Lyssa bit her lip, wincing when it promptly stung. "Because... it gave me a push to go back inside. I'd made it outside, but I'm pretty sure it wasn't really the outside. Then he showed up, told me the exit was the way we'd come, and tossed the ring at me. I only picked it up after he left, and that's when I saw the words."

She swallowed hard. "It... I thought you'd written it, and the only way you could've done that was if you were alive to do so. And if he hadn't killed you, maybe he hadn't killed the others," she shrugged miserably. "I had to at least try - it's what you would've done. And if I could make it back out, then I could find the TARDIS, and maybe find a way to rescue you. Stop him somehow, if I could."

"Except then you found yourself here," he finished.

She nodded. "I tossed pebbles outside open doors to check if anything was in there. And then I reached the hallway outside this room and realized I didn't need to. They were all up on the stage, with the doors open wide," she shuddered, recalling how the blood had frozen in her veins at the sight. "The only other path had been blocked by rubble, and there was no point in going back."

She shrugged. "Not sure why the Master blocked the path when he specifically told me to go to the front, but... The only place to go was the stage. I figured... if you were all still alive, then if I let them take me, I'd either find you, or I'd at least be one step closer to getting there."

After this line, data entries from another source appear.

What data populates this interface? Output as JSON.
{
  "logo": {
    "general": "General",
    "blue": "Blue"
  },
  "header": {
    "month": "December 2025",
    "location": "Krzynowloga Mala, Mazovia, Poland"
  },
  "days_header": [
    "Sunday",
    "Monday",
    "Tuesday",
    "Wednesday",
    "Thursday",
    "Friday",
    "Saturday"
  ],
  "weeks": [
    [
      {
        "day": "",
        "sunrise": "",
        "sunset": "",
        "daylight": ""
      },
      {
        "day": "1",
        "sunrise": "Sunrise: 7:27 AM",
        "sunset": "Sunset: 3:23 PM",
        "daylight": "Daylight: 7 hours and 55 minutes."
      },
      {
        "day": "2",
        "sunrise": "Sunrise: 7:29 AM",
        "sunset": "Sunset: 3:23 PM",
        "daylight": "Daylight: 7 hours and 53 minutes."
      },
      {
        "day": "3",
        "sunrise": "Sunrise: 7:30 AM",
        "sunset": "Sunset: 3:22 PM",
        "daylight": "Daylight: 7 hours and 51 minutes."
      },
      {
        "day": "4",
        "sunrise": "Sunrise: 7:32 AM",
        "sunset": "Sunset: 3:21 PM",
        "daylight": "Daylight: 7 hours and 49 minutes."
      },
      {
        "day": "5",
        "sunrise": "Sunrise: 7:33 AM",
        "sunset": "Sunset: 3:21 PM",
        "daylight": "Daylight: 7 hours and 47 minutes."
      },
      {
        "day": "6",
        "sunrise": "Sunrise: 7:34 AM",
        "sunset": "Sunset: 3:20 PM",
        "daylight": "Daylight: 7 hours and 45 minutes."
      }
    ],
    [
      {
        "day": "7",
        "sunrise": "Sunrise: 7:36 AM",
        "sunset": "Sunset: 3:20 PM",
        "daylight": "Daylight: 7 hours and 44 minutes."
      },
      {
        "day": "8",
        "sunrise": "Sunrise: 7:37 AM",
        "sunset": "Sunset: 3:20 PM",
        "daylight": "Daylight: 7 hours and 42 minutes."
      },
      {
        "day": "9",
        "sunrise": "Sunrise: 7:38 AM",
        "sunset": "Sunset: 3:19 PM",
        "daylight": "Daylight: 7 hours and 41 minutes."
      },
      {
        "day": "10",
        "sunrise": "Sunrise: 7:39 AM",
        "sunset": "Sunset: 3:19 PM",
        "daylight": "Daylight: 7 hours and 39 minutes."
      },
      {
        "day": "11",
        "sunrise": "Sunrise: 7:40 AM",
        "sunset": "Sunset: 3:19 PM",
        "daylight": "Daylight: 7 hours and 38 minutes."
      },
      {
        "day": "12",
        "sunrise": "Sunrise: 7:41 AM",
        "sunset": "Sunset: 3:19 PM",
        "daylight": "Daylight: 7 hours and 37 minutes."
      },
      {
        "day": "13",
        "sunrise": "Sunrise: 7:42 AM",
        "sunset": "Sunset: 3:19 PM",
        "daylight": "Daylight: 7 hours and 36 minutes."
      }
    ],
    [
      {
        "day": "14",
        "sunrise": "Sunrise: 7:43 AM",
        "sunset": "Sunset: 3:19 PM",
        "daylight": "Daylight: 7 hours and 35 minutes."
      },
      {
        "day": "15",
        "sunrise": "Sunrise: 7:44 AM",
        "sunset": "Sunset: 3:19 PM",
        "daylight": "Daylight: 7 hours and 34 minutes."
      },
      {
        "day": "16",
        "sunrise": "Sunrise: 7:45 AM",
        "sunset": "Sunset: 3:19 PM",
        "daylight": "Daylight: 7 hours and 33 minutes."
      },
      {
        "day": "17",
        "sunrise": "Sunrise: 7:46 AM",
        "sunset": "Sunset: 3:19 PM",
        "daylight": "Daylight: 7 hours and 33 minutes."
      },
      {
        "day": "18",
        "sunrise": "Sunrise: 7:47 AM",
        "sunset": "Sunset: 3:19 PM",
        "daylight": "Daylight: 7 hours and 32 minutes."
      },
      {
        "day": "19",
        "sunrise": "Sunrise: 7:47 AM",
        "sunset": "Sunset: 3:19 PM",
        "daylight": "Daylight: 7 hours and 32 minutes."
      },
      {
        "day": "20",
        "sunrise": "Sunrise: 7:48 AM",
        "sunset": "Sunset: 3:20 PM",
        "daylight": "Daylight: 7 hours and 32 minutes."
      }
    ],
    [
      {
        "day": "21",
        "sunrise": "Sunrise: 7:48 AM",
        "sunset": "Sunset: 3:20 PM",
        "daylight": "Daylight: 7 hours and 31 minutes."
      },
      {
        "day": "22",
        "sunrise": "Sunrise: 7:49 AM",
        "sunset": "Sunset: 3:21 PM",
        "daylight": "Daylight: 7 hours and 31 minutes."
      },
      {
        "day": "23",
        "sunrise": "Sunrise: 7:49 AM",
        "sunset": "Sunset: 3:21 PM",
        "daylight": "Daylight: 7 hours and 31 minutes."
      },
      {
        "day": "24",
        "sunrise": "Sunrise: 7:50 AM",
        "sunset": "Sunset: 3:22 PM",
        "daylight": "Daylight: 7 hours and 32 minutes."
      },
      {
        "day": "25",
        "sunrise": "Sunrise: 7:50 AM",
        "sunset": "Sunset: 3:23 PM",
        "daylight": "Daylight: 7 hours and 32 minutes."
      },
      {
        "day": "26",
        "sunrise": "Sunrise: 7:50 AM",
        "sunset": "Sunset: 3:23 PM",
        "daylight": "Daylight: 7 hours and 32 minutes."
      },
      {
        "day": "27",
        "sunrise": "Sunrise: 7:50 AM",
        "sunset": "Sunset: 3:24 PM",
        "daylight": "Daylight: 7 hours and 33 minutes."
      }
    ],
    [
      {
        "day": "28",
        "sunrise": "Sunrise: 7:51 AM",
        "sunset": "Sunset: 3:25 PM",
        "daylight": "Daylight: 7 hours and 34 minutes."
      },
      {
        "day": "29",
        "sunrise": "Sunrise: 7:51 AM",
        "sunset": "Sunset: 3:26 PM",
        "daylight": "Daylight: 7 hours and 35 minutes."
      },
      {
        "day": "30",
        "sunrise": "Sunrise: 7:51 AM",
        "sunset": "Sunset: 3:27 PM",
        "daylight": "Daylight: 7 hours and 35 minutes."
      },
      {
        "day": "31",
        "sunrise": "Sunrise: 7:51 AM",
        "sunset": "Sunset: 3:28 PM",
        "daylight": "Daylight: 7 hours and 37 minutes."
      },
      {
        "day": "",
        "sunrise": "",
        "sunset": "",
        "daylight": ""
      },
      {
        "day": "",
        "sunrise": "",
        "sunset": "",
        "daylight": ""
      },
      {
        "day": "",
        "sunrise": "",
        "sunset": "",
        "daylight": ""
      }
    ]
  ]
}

He... didn't look thrilled by her plan. "And if the animatronics really had killed us?" he asked heavily. "If Bria and Scott and I were all dead, what was your plan then?"

She looked up briefly, just long enough to meet his unhappy gaze, before dropping her eyes back to the floor. "I wasn't - I didn't think you were dead, I told you that," she said, voice just a little higher pitched than she would have liked. "If you die, so do I, that's what River said at the Pandorica, and I wasn't dying, so you had to be alive."

"Lyssa," he said slowly, voice cautious. "You never mentioned that earlier when you said why you thought I might not be dead. You said it was because you thought I'd written those words on the ring."

"Yeah? And?" She shrugged, not looking up and nervously fiddling with her fingers. "There was a lot I didn't say. A lot of things that didn't make sense, until I started to put them together when I was trying to work up the nerve to come back inside." She glanced down at her hand, twisting it over to reveal the splotchy stain. "Like Bria's blood landing on my hand."